Social and economic values

The Snowy Mountains Hydro-electric Scheme provides substantial economic value as a major generator of renewable electricity. Water diverted from the Snowy River also supports irrigated agriculture in NSW and Victorian parts of the Murray–Darling Basin. The Snowy River and its estuary are a drawcard for the many tourists who enjoy camping, boating, kayaking, swimming and recreational fishing.

Conditions 2018

The water year in the Snowy system runs from May to April. In the 2017–18 water year, 214,400 ML of water for the environment was released to the Snowy River, which is the largest volume of water ever released from Lake Jindabyne to the Snowy River in one year. The water for the environment was used to deliver five, high-flow events, with peak flows up to 8,000 ML per day in winter and spring.

Scope of environmental watering

Environmental watering from May 2018 to April 2019 aims to mimic the typical flow pattern of a mixed snowmelt/ rainfall river system characteristic of the Snowy Mountains. The releases aim to support ecological processes in the Snowy River below Jindabyne Dam and maintain a healthy river that is much smaller than the natural channel that existed before the river was regulated. 

The aim of environmental flows in the Snowy River is to restore physical and ecological processes that support aquatic habitats and productivity.
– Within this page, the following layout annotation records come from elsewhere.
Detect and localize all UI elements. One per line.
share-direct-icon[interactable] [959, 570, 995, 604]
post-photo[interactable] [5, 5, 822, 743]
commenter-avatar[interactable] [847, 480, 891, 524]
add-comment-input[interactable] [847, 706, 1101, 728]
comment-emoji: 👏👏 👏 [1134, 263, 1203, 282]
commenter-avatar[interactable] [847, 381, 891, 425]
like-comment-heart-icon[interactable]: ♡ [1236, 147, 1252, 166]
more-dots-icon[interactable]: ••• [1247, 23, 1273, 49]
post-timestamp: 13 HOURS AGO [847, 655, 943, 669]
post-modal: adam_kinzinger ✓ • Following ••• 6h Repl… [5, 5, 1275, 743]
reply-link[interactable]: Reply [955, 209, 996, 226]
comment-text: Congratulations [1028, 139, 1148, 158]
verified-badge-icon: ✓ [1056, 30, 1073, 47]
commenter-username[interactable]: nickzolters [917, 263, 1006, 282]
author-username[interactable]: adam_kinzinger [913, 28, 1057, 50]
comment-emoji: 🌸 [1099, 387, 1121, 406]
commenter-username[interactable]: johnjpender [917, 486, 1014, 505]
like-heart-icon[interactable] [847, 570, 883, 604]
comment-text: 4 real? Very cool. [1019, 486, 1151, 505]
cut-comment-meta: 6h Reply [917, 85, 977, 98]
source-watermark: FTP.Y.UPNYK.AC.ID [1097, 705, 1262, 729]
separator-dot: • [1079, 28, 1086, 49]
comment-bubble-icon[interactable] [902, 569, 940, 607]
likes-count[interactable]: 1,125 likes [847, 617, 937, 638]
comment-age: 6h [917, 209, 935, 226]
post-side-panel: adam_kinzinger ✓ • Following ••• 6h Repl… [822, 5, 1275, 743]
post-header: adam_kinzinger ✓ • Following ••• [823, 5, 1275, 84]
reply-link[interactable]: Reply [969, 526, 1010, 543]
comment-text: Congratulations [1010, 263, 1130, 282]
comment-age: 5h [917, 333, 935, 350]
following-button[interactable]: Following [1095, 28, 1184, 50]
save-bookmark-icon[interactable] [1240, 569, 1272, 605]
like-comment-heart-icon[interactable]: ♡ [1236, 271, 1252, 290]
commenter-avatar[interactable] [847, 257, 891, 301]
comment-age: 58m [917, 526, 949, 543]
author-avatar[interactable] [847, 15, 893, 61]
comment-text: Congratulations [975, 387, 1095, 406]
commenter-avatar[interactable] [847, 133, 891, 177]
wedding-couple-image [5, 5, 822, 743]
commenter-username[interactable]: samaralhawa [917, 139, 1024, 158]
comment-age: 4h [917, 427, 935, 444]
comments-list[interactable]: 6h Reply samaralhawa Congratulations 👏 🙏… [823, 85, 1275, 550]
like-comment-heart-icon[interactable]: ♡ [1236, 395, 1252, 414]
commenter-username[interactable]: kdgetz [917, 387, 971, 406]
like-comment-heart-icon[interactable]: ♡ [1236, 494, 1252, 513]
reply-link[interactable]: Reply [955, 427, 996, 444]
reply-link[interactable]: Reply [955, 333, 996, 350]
East Gippsland CMA has monitored the lower reaches and estuary over the past six years. The results show that the managed environmental flows contribute to these physical and ecological outcomes.

Five peak flows are scheduled between August and October 2018. A large, flushing flow is scheduled for midOctober 2018 and includes an eight-hour peak equivalent to 4,800 ML per day. Other peak flows will mimic winter rainfall events. These peak flows aim to improve the physical attributes of the river by scouring and depositing sediment and increasing available aquatic habitat. High flows are sustained from July–December to help mix water in the estuary for the benefit of plants and fish (such as Australian bass). Low flows will then be released until the end of the water year in April 2019.

The total volume planned for release in 2018–19 (including contributions from water savings in Victoria and NSW) is 136,677 ML.

Engagement

The NSW Government is responsible for planning environmental flow releases in the Snowy River and consults the Victorian Government about the planned releases.

In 2018, the Snowy Advisory Committee will be formed. Its members will represent Aboriginal, local community and environmental interests, alongside relevant NSW and Victorian government agencies. The role of the Snowy Advisory Committee will be to provide community and expert input about the pattern of environmental flow releases to the Snowy River and Snowy montane rivers, to ensure their ongoing health.